In the early years of motorcycle manufacturing, getting an apprenticeship was essential for budding engineers. At the turn of the twentieth century, one such apprentice was Guiseppe Gilera. The foundations for what would become an internationally recognized motorcycle manufacturing company began at the Bianchi motorcycle company when Guiseppe began his apprenticeship at the age of 15.
By the age of 22 (in 1909) Guiseppe had designed and built his first motorcycle in Milan, Italy–a 317-cc OHV machine.
As with many early motorcycle manufacturers, Gilera competed in races to promote his machine, winning a local Hill Climb event with his first bike. By 1911 he had established a small race team which proved to be competitive and brought about a meeting that would be the catalyst for Gilera motorcycles.
It was during a race meeting in Italy that Guiseppe met a lawyer who was experiencing trouble with his Harley Davidson. Guiseppe used his extensive mechanical skills to fix the Harley and in so doing impressed the lawyer enough for him to introduce him to some wealthy investors. The net result was a new company manufacturing single cylinder, and eventually twin cylinder side valve machines.
As the new company grew, a new base was needed to meet the demand for Gilera machines and a new facility was found in Arcore, which is North East of Milan. As the business expanded, other members of the Gilera family were given key positions, but to ensure a loyal workforce, he also gave interest free loans to employees to build houses in the area.
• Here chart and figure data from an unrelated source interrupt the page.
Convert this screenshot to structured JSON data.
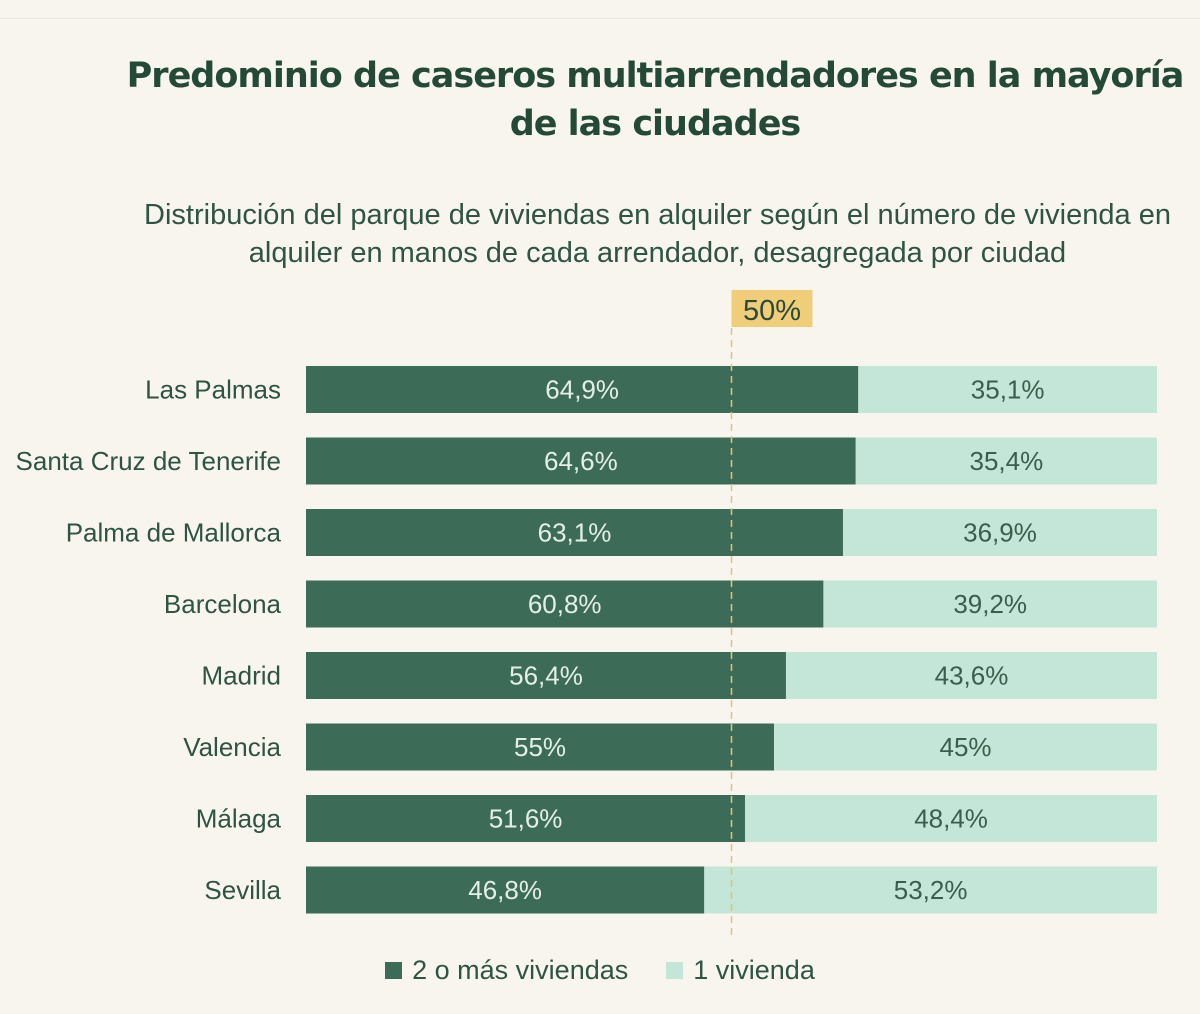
{
  "title": "Predominio de caseros multiarrendadores en la mayoría de las ciudades",
  "subtitle": "Distribución  del parque de viviendas en alquiler según el número de vivienda en alquiler en manos de cada arrendador, desagregada por ciudad",
  "colors": {
    "multi": "#3c6c58",
    "single": "#c4e6d8",
    "reference_line": "#e8c16a",
    "reference_badge": "#f0cd79",
    "city_label": "#2f5443",
    "value_label_dark": "#e4efe9",
    "value_label_light": "#3a5d4d"
  },
  "chart_data": {
    "type": "bar",
    "orientation": "horizontal",
    "stacked": true,
    "categories": [
      "Las Palmas",
      "Santa Cruz de Tenerife",
      "Palma de Mallorca",
      "Barcelona",
      "Madrid",
      "Valencia",
      "Málaga",
      "Sevilla"
    ],
    "series": [
      {
        "name": "2 o más viviendas",
        "values": [
          64.9,
          64.6,
          63.1,
          60.8,
          56.4,
          55,
          51.6,
          46.8
        ],
        "labels": [
          "64,9%",
          "64,6%",
          "63,1%",
          "60,8%",
          "56,4%",
          "55%",
          "51,6%",
          "46,8%"
        ]
      },
      {
        "name": "1 vivienda",
        "values": [
          35.1,
          35.4,
          36.9,
          39.2,
          43.6,
          45,
          48.4,
          53.2
        ],
        "labels": [
          "35,1%",
          "35,4%",
          "36,9%",
          "39,2%",
          "43,6%",
          "45%",
          "48,4%",
          "53,2%"
        ]
      }
    ],
    "xlim": [
      0,
      100
    ],
    "reference_line": {
      "value": 50,
      "label": "50%"
    },
    "legend_position": "bottom",
    "grid": false
  }
}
All of the early Gilera motorcycles used in competition were modified street bikes, but in 1924 an OHV push rod engine was introduced. This new design required many modifications before it became competitive in 1930/1 when a team consisting of Rosolino Grana, Luigi Gilera and Miro Maffeis won the International Trophy at the ISDT (International Six Day Trial) in Italy.
Over the years Gilera manufactured many different styles of machines, but one bike in particular had a major effect on the company’s fortunes: the supercharged four cylinder racer of the 1930s.
The origins of the 500 four-cylinder bikes can be traced back to the early 1920s when two designers, Carlo Gianini and Piero Remor, found a solution to a common problem with inline four cylinder engines, overheating. Other four cylinder machines of the time such as the Henderson used the inline design to keep the machines narrow, but inevitably the cylinders behind the first one got hotter as they received less cooling air flow.
The simple solution was to design an engine that placed the cylinders across the frame. Although this design ultimately limited the angle at which the bike could be leaned over before its cases touched the ground, it had, none the less, more efficient cooling.
The initial design is rumored to have produced around 28 hp at 6000 rpm, but by 1933 after much redesigning (including the addition of a supercharger and water cooling) the engine reputedly produced 60 hp at 8500 rpm. (Note: The motorcycle using this engine at the time was called the Rondine).
The Rondine went on to finish first and second at a race in Tripoli in 1935 and also set a world record of 152 mph over a flying km. (Records at the time were set either from a standing start or at full speed as they entered a set distance, in this case the kilometer.) Soon after the record was set, the parent company of Rondine, the Caproni Aircraft Company, sold the design and machines to Gilera with the proviso that Gilera would also get the designer, Taruffi, to come and work for them.
Crank Main Bearings
Seeing the racing potential of the four cylinder machines, Gilera asked Taruffi to concentrate on the engine’s known weakness, the crankshaft main bearings. The resultant design formed the basis of the machine that set some fifty world records and went on to win the World 500-cc Grand Prix championship of 1951 with rider Umberto Masetti .
Interestingly, although the Gilera four went on to become one of the most successful racers of all time, the factory never made a street version. The irony of this is that the Japanese manufacturer’s designs that eventually dominated the markets in the 70s were clearly based on the Gilera inline transverse fours.